Zoltar - The Forecast Archive

Welcome to the documentation site for Zoltar, a system developed by the Reich Lab in the Department of Biostatistics and Epidemiology at the University of Massachusetts Amherst to store time series forecasts.

Introduction

Zoltar is a web application to that hosts a repository of model forecast results. For many existing forecasting projects, predictions made by models have been stored in differing formats and locations or in sets of unstructured data files. This complicates tracking, comparing, visualizing and scoring forecasts. Zoltar supports storing, retrieving, comparing, and analyzing time series forecasts for prediction challenges of interest to many different modeling communities.

Getting started

Use the navigation links in the sidebar to get started touring the web site, reading the user guide, or learning about our python and R packages for interacting with the Zoltar API from your programming language.

Assumptions/Limitations

The scope of this first iteration is limited in these ways:

  • Process-agnostic: By storing only core datasets, we make no assumptions about ML processes behind a model’s forecast, such as how it’s fit.
  • Enforceability: There is currently not a method in place to test whether the models were fit on the right data subsets (this is something that pipeline-focused software such as mlr3, among others, could assist with).
  • Unrevised vs. revised data: A Project’s core dataset may or may not include data revisions, such as those used to model or forecast reporting delays. Each project should give specific instructions on what type of data (revised vs. unrevised) is used in the training and testing phases of the forecasting.
  • Model instances: The system stores only model metadata, rather than computable representations of models (internals) that could be used to reconstruct and re-run them.
  • Reports: Some projects generate automated narrative reports from forecast data.
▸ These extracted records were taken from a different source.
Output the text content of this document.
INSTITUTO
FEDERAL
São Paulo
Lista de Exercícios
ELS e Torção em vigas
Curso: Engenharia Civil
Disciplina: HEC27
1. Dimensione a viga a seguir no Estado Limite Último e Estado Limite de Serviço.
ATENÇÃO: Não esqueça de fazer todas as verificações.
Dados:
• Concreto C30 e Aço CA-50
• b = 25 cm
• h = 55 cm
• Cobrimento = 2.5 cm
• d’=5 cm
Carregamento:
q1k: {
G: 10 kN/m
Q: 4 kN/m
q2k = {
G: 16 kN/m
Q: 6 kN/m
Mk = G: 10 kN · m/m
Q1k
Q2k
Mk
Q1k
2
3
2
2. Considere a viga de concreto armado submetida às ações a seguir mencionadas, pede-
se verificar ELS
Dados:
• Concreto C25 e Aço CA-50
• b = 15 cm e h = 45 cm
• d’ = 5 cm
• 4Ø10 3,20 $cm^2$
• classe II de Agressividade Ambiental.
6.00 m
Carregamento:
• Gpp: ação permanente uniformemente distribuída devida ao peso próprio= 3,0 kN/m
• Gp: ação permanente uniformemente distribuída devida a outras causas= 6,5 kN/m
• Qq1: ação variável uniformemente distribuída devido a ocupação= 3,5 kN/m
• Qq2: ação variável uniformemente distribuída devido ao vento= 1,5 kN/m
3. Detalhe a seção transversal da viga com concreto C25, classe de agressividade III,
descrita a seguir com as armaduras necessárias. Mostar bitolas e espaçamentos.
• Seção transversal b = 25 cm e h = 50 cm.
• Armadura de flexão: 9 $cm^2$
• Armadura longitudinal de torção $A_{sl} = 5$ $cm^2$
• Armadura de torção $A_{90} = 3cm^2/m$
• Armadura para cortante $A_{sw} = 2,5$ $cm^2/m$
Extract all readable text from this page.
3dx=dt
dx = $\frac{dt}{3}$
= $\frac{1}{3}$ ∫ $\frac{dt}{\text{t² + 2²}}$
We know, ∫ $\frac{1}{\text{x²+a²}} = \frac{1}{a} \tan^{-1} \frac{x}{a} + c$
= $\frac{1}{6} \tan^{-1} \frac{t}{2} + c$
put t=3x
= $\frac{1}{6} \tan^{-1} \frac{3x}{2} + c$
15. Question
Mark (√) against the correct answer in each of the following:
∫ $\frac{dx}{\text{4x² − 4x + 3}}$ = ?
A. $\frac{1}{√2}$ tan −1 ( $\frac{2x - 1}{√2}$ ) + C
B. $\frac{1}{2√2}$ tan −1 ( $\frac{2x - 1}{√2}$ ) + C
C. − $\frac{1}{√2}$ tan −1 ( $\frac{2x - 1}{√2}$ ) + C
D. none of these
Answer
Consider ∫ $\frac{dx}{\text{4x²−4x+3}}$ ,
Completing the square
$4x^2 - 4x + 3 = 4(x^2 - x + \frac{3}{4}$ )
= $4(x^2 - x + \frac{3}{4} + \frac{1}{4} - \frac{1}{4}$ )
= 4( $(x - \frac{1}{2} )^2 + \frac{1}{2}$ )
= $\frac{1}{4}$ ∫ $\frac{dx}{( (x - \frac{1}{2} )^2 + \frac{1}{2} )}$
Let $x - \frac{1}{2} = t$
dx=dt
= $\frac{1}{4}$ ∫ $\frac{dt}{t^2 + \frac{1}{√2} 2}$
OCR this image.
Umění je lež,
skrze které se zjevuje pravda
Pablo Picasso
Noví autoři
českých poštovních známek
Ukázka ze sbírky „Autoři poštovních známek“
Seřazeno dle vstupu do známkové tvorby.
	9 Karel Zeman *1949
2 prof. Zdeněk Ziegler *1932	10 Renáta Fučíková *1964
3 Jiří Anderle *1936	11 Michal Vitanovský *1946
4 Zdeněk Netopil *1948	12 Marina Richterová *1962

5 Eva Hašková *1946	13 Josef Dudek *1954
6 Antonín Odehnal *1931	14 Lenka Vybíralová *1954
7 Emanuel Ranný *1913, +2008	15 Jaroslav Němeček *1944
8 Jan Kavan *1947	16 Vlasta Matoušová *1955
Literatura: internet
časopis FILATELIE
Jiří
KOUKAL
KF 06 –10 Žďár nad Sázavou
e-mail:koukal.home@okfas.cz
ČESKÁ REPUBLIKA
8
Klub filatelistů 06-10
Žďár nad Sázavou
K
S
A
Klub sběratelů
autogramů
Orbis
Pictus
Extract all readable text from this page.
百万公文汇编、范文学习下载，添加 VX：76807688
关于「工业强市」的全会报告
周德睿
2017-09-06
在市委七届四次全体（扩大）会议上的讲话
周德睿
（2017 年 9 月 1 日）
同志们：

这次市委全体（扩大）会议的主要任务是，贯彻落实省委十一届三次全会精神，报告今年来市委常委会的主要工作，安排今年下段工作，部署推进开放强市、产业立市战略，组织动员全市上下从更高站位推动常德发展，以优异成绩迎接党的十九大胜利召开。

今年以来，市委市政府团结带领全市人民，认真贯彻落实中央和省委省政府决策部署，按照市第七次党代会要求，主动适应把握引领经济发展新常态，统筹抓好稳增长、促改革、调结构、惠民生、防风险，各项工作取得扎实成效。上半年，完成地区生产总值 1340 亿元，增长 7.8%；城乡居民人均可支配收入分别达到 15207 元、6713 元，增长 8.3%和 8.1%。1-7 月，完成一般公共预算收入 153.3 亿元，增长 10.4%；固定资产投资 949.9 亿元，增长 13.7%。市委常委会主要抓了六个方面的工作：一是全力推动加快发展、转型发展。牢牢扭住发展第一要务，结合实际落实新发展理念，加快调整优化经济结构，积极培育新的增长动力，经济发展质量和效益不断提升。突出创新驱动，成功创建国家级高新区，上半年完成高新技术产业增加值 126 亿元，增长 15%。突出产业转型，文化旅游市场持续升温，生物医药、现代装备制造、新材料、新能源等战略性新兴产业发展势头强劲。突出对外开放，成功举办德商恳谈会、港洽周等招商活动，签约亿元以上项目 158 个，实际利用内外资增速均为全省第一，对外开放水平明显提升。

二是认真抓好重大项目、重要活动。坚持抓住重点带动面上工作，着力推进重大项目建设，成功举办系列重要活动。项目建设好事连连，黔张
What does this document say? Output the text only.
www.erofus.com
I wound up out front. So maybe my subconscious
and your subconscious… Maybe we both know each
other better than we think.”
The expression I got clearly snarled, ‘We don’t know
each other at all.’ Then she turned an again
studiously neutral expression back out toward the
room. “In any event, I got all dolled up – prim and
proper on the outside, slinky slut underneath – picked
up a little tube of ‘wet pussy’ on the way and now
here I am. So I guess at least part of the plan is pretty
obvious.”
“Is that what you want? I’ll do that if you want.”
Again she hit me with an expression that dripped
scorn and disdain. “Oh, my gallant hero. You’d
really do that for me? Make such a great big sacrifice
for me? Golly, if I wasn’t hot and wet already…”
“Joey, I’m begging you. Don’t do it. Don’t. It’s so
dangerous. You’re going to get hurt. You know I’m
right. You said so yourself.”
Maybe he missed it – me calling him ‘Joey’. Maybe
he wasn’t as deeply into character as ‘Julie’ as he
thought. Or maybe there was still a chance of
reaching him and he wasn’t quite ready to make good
This system does not support storing reports with their models.
  • Training/testing data: The only information about what subsets of the core data were used for different ML stages (e.g. training vs testing) will be stored in narrative format in the project description.
  • Reproducibility: Since this system stores data involved in forecasts and not source code, information about how to re-run models is only captured in narrative form in the model's description, and is linked to by the model's url field.

Funding

This work has been supported by the National Institutes of General Medical Sciences (R35GM119582). The content is solely the responsibility of the authors and does not necessarily represent the official views of NIGMS, or the National Institutes of Health.